Entrambe le affermazioni però non sono, al momento, suffragate da prove o documenti pubblicamente disponibili. Il 15 gennaio 2021 la testata americana Bloomberg ha riportato inoltre che, di fronte a richiesta diretta, il Dipartimento di Stato americano non ha voluto commentare ulteriormente il comunicato. È certamente possibile che il governo statunitense possieda documenti riservati a sostegno di queste affermazioni (il direttore del dipartimento di Stato americano, il 15 gennaio 2021, era Mike Pompeo, che era stato anche direttore della Cia fino al 2018), ma al momento non c’è modo di verificarlo. 

Secondo lo stesso “fact sheet” i ricercatori di Wuhan erano ammalati «con sintomi coerenti sia con la Covid-19 sia con le comuni malattie stagionali» Se così fosse, è difficile ritenere che si tratti di un dato significativo sull’origine della Covid-19. 

Per quanto riguarda le altre presunte rivelazioni del “fact sheet”: è vero, ma non è mai stato un segreto, che il Wiv avesse lavorato in passato con coronavirus di pipistrello e avesse sequenziato RaTG13, a oggi uno dei virus più simili a Sars-CoV-2 scoperti in natura. Il coinvogimento del Wiv in queste ricerche è pubblicamente evidente dalle affiliazioni accademiche dei ricercatori autori dello studio scientifico che descrive le relazioni evolutive di RaTG13 con Sars-CoV-2. Di come siano stati condotti questi studi ha parlato il 31 luglio 2020 anche Shi Zhengli, direttrice del Centro per le Malattie Infettive Emergenti del Wiv, a Science

Così come non è un mai stato un segreto che, come avevamo raccontato su Facta in passato, ci siano effettivamente state reticenze e ambiguità da parte dei ricercatori cinesi nel descrivere la scoperta del virus RaTG13, o che il Wiv abbia preso parte a esperimenti di ingegneria genetica sui coronavirus (ad esempio questo studio del 2015, a cui hanno partecipato anche laboratori statunitensi dell’Università del North Carolina e della Harvard Medical School). Come avevamo spiegato su Facta, nessuno di questi aspetti dimostra però che l’origine del virus Sars-CoV-2 sia artificiale o comunque da ricercare in un laboratorio di Wuhan. 

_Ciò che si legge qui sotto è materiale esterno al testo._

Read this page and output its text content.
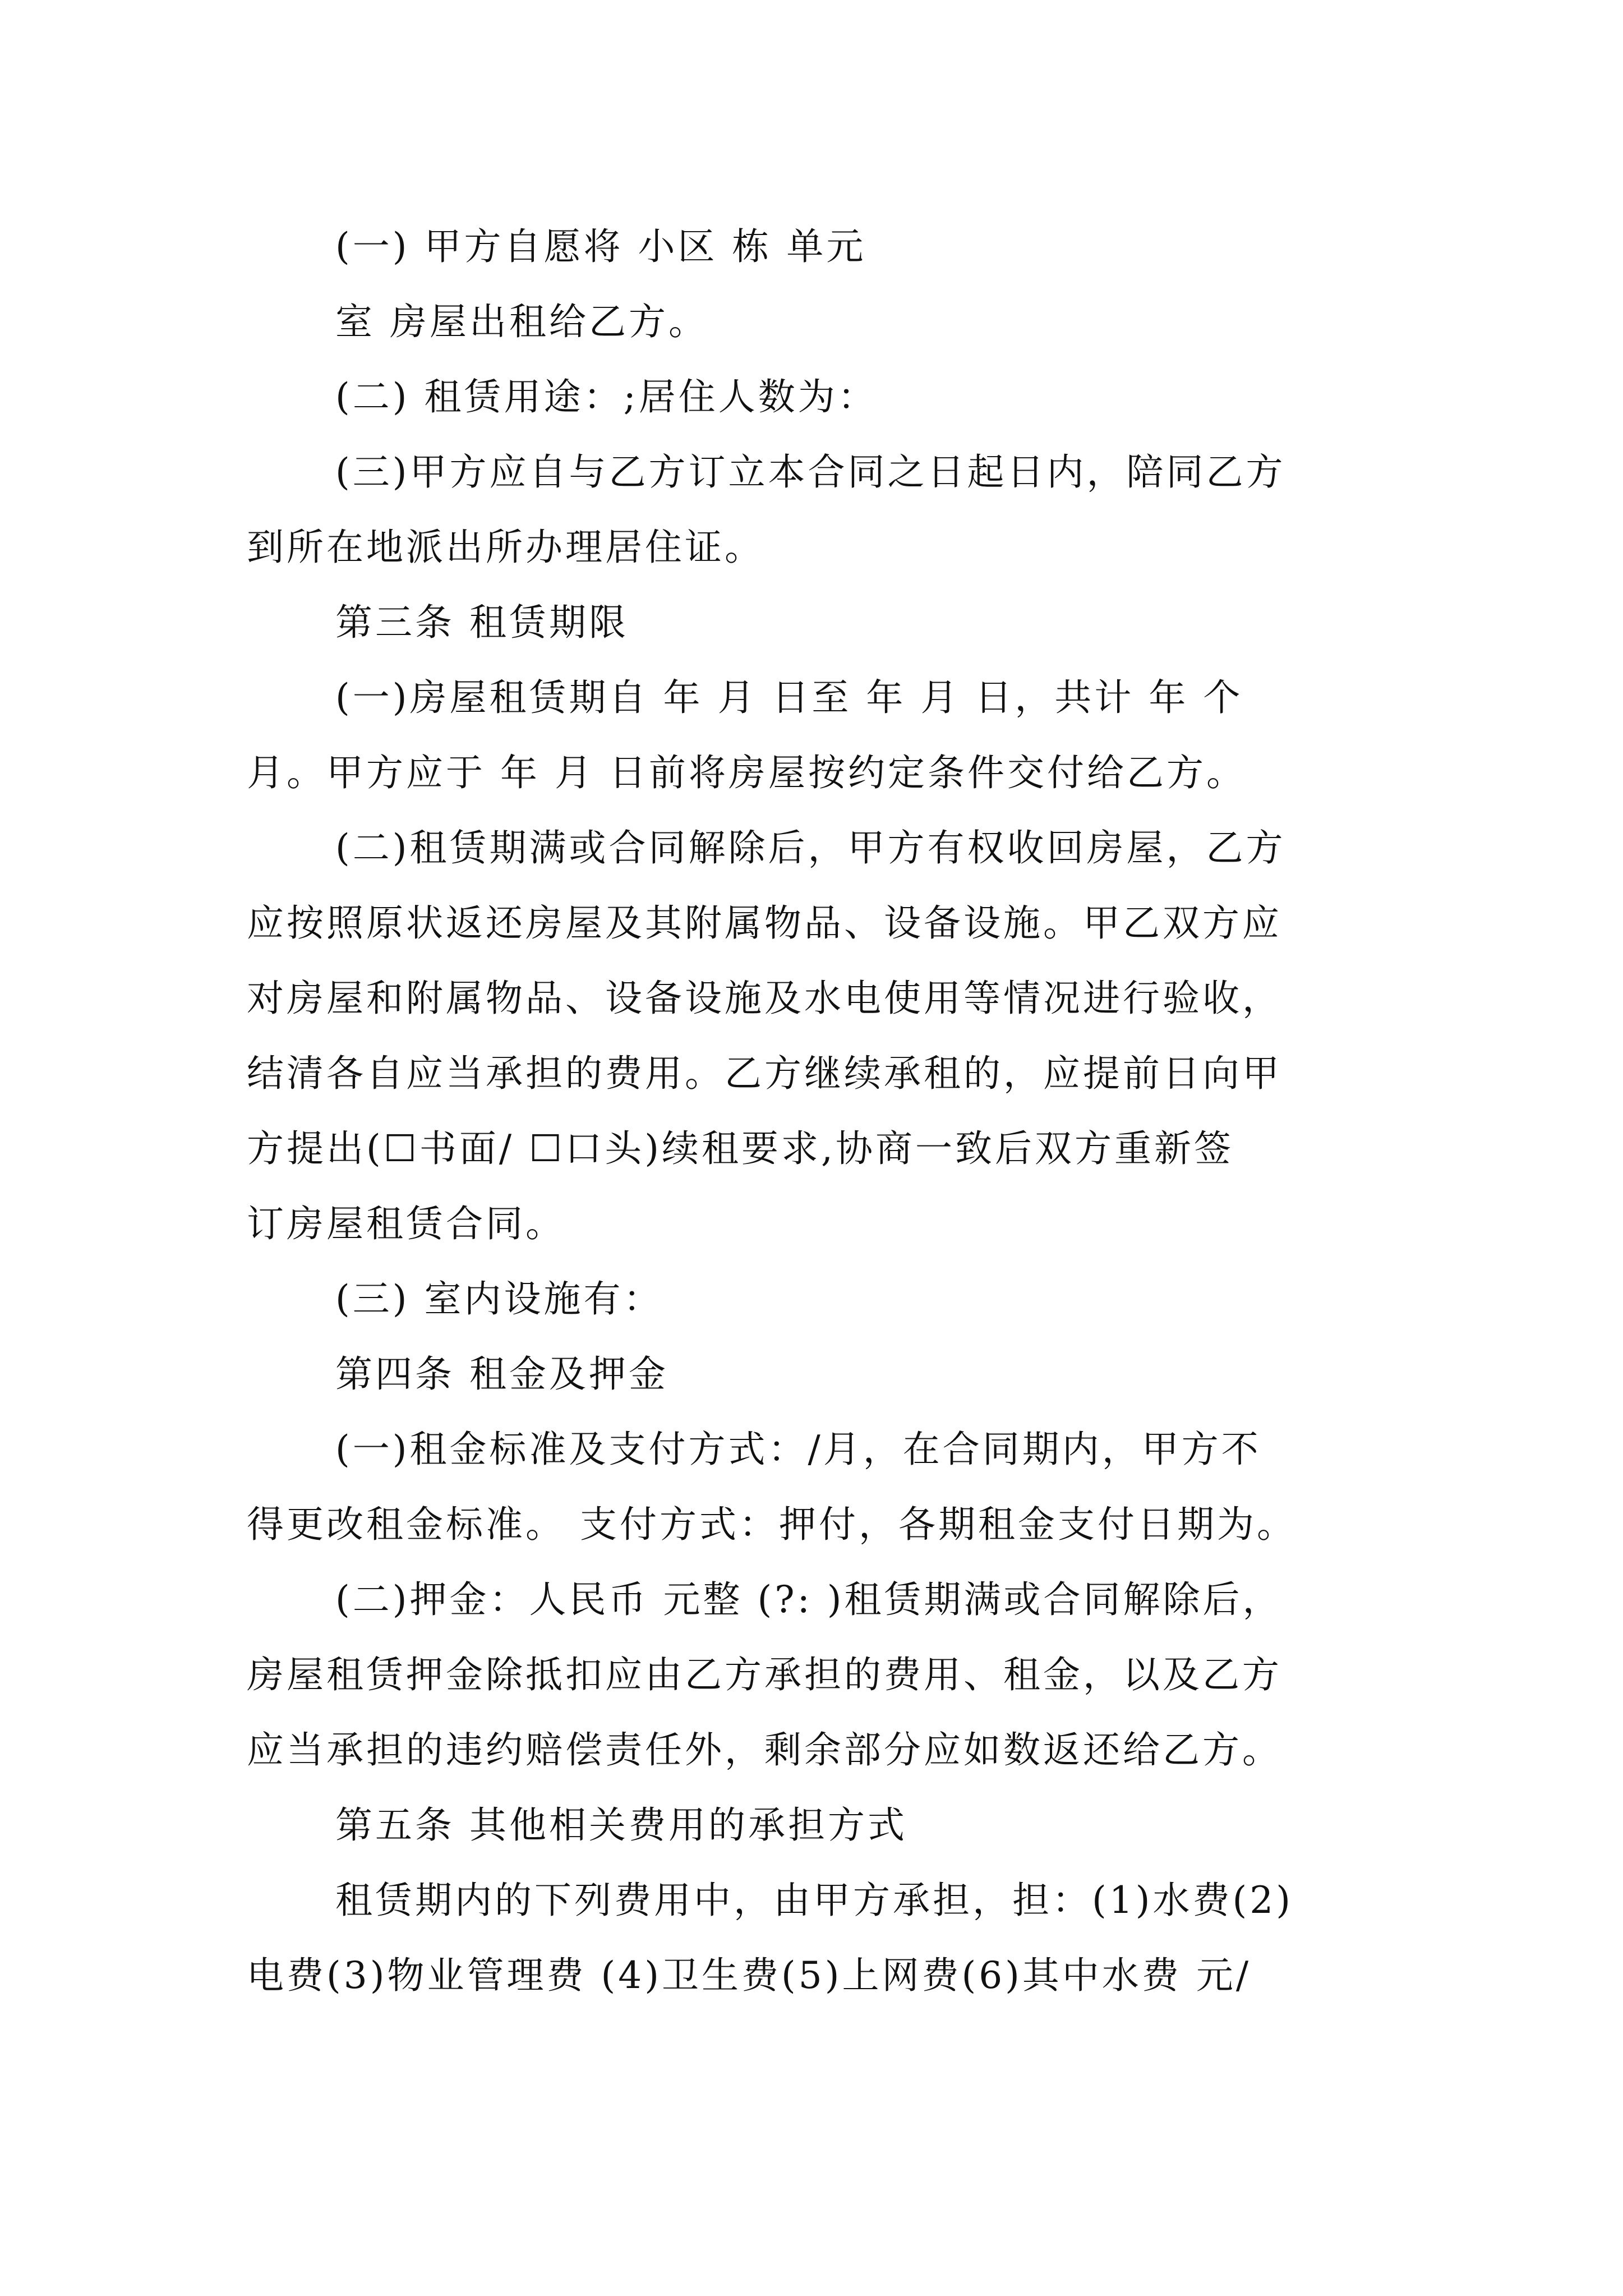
(一) 甲方自愿将 小区 栋 单元
室 房屋出租给乙方。
(二) 租赁用途：;居住人数为：
(三)甲方应自与乙方订立本合同之日起日内，陪同乙方
到所在地派出所办理居住证。
第三条 租赁期限
(一)房屋租赁期自 年 月 日至 年 月 日，共计 年 个
月。甲方应于 年 月 日前将房屋按约定条件交付给乙方。
(二)租赁期满或合同解除后，甲方有权收回房屋，乙方
应按照原状返还房屋及其附属物品、设备设施。甲乙双方应
对房屋和附属物品、设备设施及水电使用等情况进行验收，
结清各自应当承担的费用。乙方继续承租的，应提前日向甲
方提出(☐书面/ ☐口头)续租要求,协商一致后双方重新签
订房屋租赁合同。
(三) 室内设施有：
第四条 租金及押金
(一)租金标准及支付方式：/月，在合同期内，甲方不
得更改租金标准。 支付方式：押付，各期租金支付日期为。
(二)押金：人民币 元整 (?: )租赁期满或合同解除后，
房屋租赁押金除抵扣应由乙方承担的费用、租金，以及乙方
应当承担的违约赔偿责任外，剩余部分应如数返还给乙方。
第五条 其他相关费用的承担方式
租赁期内的下列费用中，由甲方承担，担：(1)水费(2)
电费(3)物业管理费 (4)卫生费(5)上网费(6)其中水费 元/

In conclusione, quanto contenuto nel “fact sheet” – che non sembra essere un «documento desecretato» come affermato da Affaritaliani.it – o è già noto, o non è suffragato da alcuna prova. Nessuno di questi dati comunque cambierebbe significativamente quanto sappiamo finora sull’origine della pandemia di Covid-19: il “fact sheet” stesso ammette che «il virus potrebbe essere emerso naturalmente dal contatto umano con animali infetti». 

Ricordiamo poi che è bene considerare questi documenti nel loro contesto. Quando abbiamo analizzato la teoria cospiratoria secondo cui il virus Sars-CoV-2 sarebbe stato frutto di esperimenti militari, avevamo anche raccontato come questo genere di accuse sull’origine delle epidemie o pandemie sia storicamente da sempre una tattica di propaganda geopolitica. È plausibile che questo documento, fino a quando non emergeranno prove a sostegno delle sue affermazioni, debba essere considerato parte di questo tipo di scontri. Può essere utile ricordare che lo stesso ex segretario di Stato Mike Pompeo non ha fatto mistero, quando era a capo della Cia, del fatto che la sincerità non era in cima alle loro preoccupazioni qualora vi siano interessi in gioco.